Bellissimo adattamento radiofonico e regia di Gianni Amelio di questa commedia in quattro atti, rappresentata per la prima volta nel 1921 e pubblicata nel 1922
allorchè vinse il premio Pulitzer. E' il rifacimento di Chris Christopherson, scritto nel 1920 ma senza successo.
La storia: C.Christopherson, un americano di origine svedese, comandante di una chiatta da carbone, sta aspettando in una taverna del porto di New York sua figlia Anna. Non l'ha più vista da quando, dopo la morte della moglie, la mandò, bambina di cinque anni, presso una famiglia di parenti in una fattoria nel Minnesota. Anna, a sedici anni, viene sedotta dal cugino e fuggita a San Paolo, dopo alcuni tentativi di fare onestamente la governante, si dà alla più antica professione del mondo. Avvilita e disgustata nonchè ammalata, viene a chiedere ospitalità al padre, il quale, ignorando la sua vita passata, l'accoglie.

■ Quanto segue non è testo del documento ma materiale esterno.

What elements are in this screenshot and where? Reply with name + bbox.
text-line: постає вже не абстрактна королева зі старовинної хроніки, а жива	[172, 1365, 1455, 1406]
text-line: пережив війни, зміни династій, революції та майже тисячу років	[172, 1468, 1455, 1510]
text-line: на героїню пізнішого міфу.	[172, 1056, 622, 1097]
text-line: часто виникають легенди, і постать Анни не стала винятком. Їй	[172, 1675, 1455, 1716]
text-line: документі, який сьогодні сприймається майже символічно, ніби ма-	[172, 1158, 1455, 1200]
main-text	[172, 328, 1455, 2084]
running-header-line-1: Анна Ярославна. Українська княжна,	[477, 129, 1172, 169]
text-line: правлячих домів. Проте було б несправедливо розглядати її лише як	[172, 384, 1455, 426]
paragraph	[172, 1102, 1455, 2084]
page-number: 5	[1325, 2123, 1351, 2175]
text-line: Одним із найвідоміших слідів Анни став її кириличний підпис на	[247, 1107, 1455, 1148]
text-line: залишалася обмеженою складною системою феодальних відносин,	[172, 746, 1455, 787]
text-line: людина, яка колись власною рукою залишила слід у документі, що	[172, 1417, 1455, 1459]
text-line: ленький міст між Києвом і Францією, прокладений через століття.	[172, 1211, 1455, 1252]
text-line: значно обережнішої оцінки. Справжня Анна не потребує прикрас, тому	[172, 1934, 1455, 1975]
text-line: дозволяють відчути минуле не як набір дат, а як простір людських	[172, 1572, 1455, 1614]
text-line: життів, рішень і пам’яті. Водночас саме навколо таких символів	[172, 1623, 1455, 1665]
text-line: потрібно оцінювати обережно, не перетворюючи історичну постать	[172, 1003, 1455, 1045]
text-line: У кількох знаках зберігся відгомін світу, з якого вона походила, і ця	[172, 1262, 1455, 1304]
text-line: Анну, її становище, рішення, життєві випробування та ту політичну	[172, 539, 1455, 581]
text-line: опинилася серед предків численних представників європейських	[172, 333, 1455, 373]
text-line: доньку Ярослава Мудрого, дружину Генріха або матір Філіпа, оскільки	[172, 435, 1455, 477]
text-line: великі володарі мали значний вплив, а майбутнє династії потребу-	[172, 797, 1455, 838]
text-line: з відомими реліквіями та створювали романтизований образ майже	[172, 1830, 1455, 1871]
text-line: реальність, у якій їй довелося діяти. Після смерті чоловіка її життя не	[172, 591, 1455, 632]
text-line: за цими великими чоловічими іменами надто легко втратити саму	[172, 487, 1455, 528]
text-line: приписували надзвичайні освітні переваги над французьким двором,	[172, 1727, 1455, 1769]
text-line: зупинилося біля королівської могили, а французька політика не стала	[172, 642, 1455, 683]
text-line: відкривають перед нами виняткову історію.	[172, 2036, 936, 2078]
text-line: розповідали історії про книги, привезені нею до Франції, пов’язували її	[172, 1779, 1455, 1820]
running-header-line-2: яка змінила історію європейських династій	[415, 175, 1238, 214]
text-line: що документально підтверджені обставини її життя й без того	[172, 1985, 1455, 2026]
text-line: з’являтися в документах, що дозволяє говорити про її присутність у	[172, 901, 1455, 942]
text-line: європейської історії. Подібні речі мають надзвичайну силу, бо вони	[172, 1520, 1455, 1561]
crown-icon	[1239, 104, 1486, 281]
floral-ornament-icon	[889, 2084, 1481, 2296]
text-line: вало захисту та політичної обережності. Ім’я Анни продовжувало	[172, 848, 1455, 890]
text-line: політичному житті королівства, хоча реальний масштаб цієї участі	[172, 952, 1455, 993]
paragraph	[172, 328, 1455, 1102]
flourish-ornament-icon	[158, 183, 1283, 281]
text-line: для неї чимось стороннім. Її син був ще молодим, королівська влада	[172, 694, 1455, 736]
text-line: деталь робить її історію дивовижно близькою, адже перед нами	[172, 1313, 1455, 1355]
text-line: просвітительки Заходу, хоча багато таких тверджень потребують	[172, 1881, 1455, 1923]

Bastano pochi giorni di vita all'aria aperta per trasformare Anna che adora il cielo il mare e anche la nebbia. Ma dalla nebbia escono una notte grida di soccorso: tre marinai naufraghi in balìa delle onde da cinque giorni vengono raccolti sfiniti sulla chiatta. Fra loro c'è Mat Burke che rimane ammaliato da Anna. Sorge un antagonismo tra il padre che non vuole vedere portarsi via la figlia per la quale ora ha un'adorazione e Mat che la vuole sposare. La vera tragedia però sta nell'animo di Anna che ama Mat ma sente di non poterlo ingannare per il suo passato e quindi, lacerata da un'angoscia gli grida tutta la verità. Mat se ne va dopo averla brutalmente insultata, ma nel momento in cui Anna decide di ripartire per continuare la vita di un tempo, ritorna sentendo di non poter vivere senza di lei.
Il padre e Mat, riconciliati, si imbarcano insieme su una nuova nave e Anna resta ad attenderli dichiarando "..brindiamo al mare e vada come deve andare.."
Registrazione del 1998 con Renato Carpentieri, Ennio Fantastichini, Laura Betti, Luciano Virgilio, Fabrizio Gifuni, Alvia Reale. Realizzazione tecnica di Violetta Parodi. Musiche originali di Franco Piersanti.